Hive is a data warehouse infrastructure built on top of Hadoop. It provides tools to enable easy data ETL, a mechanism to put structures on the data, and the capability of querying and analyzing large data sets stored in Hadoop files.
Hive provides SQL on Hadoop, enabling users familiar with SQL to query the data. At the same time, Hive's SQL allows programmers who are familiar with the MapReduce framework to plug in their custom mappers and reducers to perform more sophisticated analysis that may not be supported by the built-in capabilities of the language.
Hive now includes the HCatalog subproject for managing metadata services on your Hadoop cluster.
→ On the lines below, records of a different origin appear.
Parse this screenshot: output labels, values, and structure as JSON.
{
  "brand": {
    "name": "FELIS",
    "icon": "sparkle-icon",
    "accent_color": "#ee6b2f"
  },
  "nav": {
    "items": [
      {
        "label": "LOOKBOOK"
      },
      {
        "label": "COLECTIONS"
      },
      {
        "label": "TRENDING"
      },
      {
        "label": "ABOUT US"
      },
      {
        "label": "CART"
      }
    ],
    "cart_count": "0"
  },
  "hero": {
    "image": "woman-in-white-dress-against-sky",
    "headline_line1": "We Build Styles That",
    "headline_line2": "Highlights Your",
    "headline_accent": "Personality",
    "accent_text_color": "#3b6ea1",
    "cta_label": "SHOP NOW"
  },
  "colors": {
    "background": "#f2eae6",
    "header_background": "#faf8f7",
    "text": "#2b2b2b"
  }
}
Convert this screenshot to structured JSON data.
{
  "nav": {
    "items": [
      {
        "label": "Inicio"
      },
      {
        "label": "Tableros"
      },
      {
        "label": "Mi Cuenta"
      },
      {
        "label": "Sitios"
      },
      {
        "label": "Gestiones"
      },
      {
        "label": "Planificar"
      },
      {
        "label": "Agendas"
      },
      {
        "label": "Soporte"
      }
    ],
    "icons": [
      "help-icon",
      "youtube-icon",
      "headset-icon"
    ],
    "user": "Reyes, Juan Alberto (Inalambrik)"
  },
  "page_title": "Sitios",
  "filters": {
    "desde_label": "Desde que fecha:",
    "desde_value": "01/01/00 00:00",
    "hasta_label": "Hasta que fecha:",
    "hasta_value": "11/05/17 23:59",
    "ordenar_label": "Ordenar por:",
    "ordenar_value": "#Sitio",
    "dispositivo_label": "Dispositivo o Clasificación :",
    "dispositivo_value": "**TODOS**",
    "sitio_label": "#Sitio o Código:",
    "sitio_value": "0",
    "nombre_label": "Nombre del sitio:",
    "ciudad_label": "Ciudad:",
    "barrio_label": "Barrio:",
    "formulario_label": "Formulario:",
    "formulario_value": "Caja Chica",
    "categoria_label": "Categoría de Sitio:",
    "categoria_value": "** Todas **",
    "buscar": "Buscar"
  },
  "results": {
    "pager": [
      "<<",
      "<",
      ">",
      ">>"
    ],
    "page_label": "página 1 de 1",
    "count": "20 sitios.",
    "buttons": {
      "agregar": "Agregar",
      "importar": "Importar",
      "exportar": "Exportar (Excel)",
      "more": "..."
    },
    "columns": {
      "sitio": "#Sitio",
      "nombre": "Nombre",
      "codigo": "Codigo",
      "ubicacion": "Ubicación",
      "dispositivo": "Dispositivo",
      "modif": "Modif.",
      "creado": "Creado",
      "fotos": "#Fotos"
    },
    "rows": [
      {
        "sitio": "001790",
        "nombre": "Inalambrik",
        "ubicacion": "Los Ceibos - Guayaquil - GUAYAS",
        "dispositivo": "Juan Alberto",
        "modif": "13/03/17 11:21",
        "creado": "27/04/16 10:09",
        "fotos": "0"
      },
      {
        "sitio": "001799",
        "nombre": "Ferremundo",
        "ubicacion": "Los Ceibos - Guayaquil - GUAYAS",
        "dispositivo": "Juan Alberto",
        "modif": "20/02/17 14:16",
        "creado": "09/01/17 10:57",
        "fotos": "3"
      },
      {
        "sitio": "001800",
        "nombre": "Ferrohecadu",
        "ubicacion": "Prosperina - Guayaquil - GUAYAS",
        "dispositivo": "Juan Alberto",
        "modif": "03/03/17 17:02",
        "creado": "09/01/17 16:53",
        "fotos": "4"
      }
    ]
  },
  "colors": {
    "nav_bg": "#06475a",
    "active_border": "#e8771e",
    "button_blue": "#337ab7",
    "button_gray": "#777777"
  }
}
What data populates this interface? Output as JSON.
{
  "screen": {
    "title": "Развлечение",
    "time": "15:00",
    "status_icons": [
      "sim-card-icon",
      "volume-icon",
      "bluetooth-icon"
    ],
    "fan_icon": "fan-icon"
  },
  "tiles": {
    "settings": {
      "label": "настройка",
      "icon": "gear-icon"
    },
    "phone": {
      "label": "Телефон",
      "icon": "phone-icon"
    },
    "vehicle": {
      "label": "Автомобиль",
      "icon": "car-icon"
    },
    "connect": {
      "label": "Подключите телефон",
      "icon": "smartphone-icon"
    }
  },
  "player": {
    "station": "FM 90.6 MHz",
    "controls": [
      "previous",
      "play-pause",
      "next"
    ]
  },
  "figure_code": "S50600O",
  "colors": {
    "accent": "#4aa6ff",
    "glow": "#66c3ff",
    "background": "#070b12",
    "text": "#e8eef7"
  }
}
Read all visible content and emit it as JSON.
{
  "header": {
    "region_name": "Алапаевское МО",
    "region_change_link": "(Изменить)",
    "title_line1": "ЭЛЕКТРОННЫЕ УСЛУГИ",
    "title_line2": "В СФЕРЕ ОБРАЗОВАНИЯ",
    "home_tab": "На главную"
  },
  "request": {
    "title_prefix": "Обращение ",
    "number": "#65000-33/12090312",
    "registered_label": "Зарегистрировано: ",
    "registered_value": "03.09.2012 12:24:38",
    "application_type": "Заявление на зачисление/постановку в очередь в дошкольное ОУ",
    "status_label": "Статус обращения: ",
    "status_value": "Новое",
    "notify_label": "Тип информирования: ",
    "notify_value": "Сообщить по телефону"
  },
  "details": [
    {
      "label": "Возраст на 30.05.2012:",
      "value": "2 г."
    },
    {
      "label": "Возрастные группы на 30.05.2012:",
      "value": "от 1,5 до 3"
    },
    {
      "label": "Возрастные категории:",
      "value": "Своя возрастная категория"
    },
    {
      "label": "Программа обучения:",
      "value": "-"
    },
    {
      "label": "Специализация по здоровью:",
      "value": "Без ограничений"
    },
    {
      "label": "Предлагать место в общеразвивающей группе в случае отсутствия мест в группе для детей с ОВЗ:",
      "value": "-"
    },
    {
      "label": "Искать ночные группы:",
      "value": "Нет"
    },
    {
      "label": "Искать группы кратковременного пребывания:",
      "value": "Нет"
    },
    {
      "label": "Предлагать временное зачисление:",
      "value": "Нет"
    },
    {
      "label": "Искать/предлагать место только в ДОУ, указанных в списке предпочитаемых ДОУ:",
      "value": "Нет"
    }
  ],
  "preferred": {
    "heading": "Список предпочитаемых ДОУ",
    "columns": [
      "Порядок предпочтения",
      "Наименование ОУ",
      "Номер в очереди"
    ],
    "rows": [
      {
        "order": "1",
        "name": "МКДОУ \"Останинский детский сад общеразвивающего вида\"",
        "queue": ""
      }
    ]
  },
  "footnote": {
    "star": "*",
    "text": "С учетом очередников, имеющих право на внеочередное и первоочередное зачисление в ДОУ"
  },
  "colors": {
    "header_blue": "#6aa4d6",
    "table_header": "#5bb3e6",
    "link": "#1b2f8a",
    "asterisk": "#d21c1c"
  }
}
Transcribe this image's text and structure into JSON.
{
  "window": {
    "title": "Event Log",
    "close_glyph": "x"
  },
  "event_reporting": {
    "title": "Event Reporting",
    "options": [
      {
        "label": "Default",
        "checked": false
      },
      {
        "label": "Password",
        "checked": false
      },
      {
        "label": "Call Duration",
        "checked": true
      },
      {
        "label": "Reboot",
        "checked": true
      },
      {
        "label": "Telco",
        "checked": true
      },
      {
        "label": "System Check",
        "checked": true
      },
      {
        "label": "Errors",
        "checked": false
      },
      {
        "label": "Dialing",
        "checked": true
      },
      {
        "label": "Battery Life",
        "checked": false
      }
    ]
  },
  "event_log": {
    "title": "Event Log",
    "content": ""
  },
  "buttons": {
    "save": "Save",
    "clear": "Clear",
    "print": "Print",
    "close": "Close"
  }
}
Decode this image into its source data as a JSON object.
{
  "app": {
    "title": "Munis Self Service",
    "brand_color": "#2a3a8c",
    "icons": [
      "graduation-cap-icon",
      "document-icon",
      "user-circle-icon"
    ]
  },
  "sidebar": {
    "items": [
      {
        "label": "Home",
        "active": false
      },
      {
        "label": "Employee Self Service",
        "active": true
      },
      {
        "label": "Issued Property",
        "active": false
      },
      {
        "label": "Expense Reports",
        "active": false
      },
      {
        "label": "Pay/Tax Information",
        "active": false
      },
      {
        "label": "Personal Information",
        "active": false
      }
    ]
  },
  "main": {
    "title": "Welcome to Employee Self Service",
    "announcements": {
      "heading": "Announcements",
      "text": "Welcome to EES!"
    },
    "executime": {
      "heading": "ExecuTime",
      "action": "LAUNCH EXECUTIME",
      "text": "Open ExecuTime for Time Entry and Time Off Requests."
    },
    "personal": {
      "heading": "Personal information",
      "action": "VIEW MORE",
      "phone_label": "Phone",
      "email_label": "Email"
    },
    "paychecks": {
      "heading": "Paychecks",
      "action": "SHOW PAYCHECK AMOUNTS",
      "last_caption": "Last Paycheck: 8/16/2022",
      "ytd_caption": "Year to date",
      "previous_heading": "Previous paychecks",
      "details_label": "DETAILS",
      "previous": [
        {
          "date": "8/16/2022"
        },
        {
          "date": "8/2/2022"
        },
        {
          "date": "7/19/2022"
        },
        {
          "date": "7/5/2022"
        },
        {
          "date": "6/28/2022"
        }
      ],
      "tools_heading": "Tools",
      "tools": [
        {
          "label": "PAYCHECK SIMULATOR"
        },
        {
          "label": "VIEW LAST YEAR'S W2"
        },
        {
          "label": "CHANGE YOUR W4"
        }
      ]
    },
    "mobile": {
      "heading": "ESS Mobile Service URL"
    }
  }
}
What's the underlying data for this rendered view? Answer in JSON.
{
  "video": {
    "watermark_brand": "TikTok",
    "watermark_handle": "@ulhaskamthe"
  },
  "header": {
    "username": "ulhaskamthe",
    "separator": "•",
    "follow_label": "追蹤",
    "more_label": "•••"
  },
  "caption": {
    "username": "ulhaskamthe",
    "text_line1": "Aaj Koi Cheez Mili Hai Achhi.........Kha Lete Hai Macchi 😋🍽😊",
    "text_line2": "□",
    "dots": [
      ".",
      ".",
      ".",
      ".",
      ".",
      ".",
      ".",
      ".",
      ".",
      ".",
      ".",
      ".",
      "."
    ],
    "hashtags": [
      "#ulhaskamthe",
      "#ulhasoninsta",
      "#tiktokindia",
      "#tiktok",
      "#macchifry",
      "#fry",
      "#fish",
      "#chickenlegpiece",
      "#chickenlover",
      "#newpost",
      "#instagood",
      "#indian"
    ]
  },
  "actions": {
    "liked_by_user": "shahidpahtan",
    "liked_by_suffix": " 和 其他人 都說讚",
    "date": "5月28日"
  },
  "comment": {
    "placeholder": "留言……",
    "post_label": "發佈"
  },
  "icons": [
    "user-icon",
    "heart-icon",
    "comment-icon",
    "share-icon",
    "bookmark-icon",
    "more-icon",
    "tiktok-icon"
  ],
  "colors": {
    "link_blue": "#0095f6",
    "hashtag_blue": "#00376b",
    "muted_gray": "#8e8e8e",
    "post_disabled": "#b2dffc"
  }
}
See Using HDP for Metadata Services (HCatalog) for more information.
Hive Documentation
Documentation for Hive release 0.11 can be found in the Hive wiki and javadocs.
The Hive wiki contains documentation organized in these sections:
General Information about Hive
User Documentation
Administrator Documentation
Resources for Contributors
Javadocs describe the Hive API.
Hive JIRAs
Issue tracking for Hive bugs and improvements can be found here: Hive JIRAs.
Hive ODBC Driver
Hortonworks provides a Hive ODBC driver that allows you to connect Hive with popular Business Intelligence (BI) tools to query, analyze and visualize data stored within the Hortonworks Data Platform.
Hive Metastore Scripts
Metastore database initialization and upgrade scripts for Hive 0.11 are exactly the same
as those for Hive 0.10, because the schema did not change. Script names were not changed to
match the new release number. For example, the script
"hive-schema-0.10.0.mysql.sql
" initializes a MySQL database for the
Hive 0.11 metastore. The scripts can be found in
C:\hadoop\hive-0.11.0\scripts\metastore\upgrade\